The Movidius stick has multiple areas of application, including: drone development, robotics, security, and virtual / augmented reality.

The chip itself contains 12 VLIW "SHAVE" processors (Streaming Hybrid Architecture Vector Engine) and has a USB interface for communication with the host. It is obvious that Movidius performance—in terms of images processed per second—depends on the number of SHAVE processors involved.

The best SHAVE for your interface

Our research demonstrates, that 12 SHAVE performance is 2-4x better compared to a single SHAVE. On the other hand, a single SHAVE uses 1.6-2.3x less power compared to the full 12 SHAVE load. Four, eight or 12 SHAVE for image processing provide similar results and are the most cost effective.

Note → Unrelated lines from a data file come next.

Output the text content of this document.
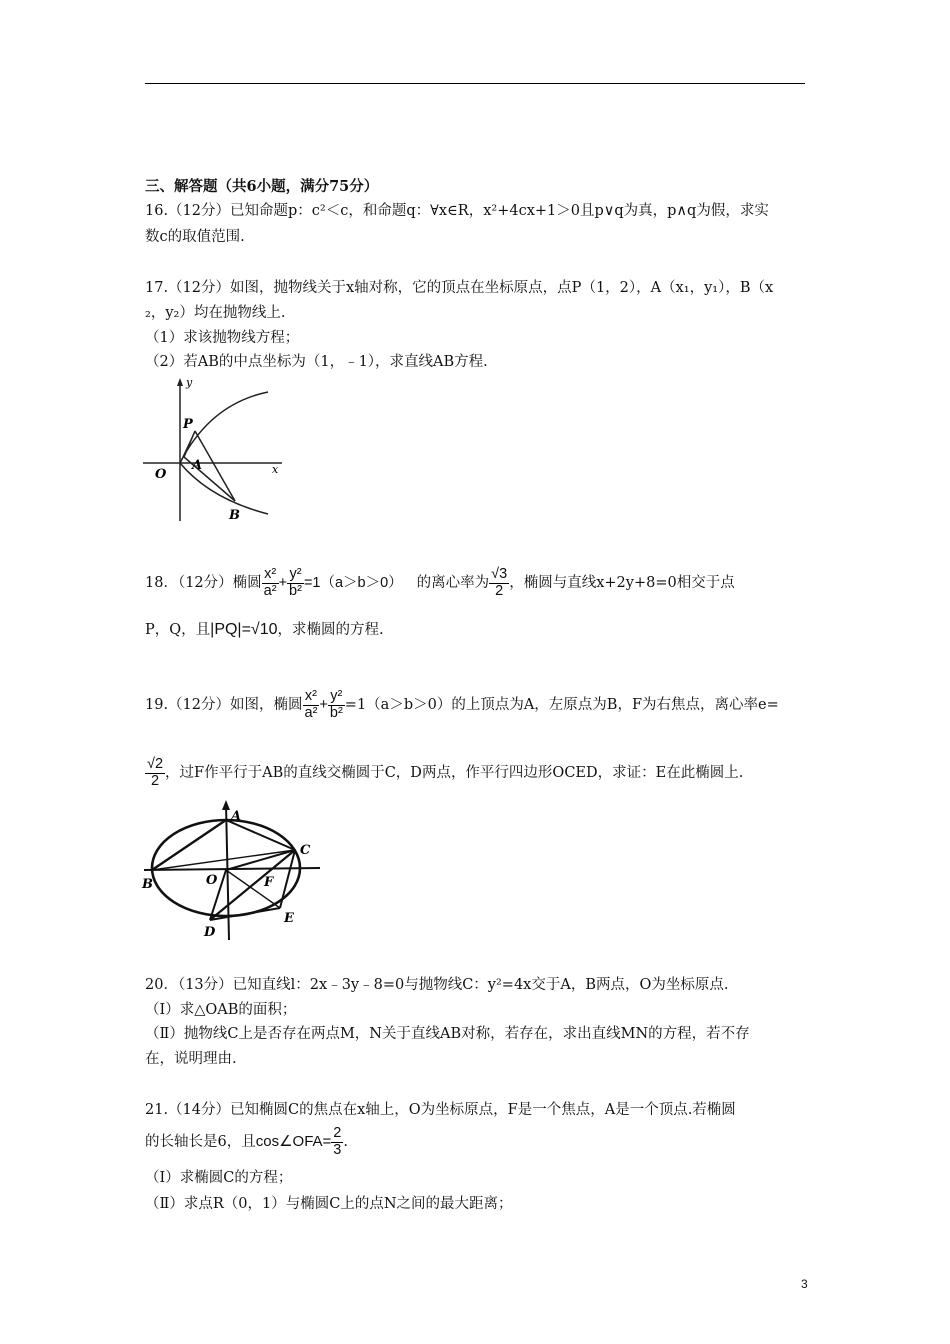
三、解答题（共6小题，满分75分）
16.（12分）已知命题p：c²＜c，和命题q：∀x∈R，x²+4cx+1＞0且p∨q为真，p∧q为假，求实
数c的取值范围.
17.（12分）如图，抛物线关于x轴对称，它的顶点在坐标原点，点P（1，2），A（x₁，y₁），B（x
₂，y₂）均在抛物线上.
（1）求该抛物线方程；
（2）若AB的中点坐标为（1，﹣1），求直线AB方程.
y
x
O
P
A
B
18．（12分）椭圆 $\frac{\text{x²}}{\text{a²}} + \frac{\text{y²}}{\text{b²}} =1(a>b>0)$ 的离心率为 $\frac{√3}{2}$ ，椭圆与直线x+2y+8=0相交于点
P，Q，且|PQ|=√10，求椭圆的方程.
19.（12分）如图，椭圆 $\frac{\text{x²}}{\text{a²}} + \frac{\text{y²}}{\text{b²}} =1(a>b>0)$ 的上顶点为A，左原点为B，F为右焦点，离心率e=
$\frac{√2}{2}$ ，过F作平行于AB的直线交椭圆于C，D两点，作平行四边形OCED，求证：E在此椭圆上.
A
B
C
D
E
F
O
20．（13分）已知直线l：2x﹣3y﹣8=0与抛物线C：y²=4x交于A，B两点，O为坐标原点.
（Ⅰ）求△OAB的面积；
（Ⅱ）抛物线C上是否存在两点M，N关于直线AB对称，若存在，求出直线MN的方程，若不存
在，说明理由.
21.（14分）已知椭圆C的焦点在x轴上，O为坐标原点，F是一个焦点，A是一个顶点.若椭圆
的长轴长是6，且 cos∠OFA= $\frac{2}{3}$ .
（Ⅰ）求椭圆C的方程；
（Ⅱ）求点R（0，1）与椭圆C上的点N之间的最大距离；
3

For measuring chip performance, we used Caffe implementation of AlexNet, GoogLeNet and SqueezeNet. Networks were compiled to use one, two, four, eight, or 12 Movidius SHAVE processors loaded into the stick. Test images were loaded on to the stick for measuring image processing and loading time. Twenty test images were used for this experiment with a thousand cycles run for data collection.

Processed images per second vs number of SHAVE processors used

Power consumption

Images per dollar vs number of SHAVE processors

Comparing the calculated performance per watt with the obtained results from FPGA/GPU comparison, we can see that Movidius has considerably greater performance capacity for low power consumption devices (sensors, drones, cameras).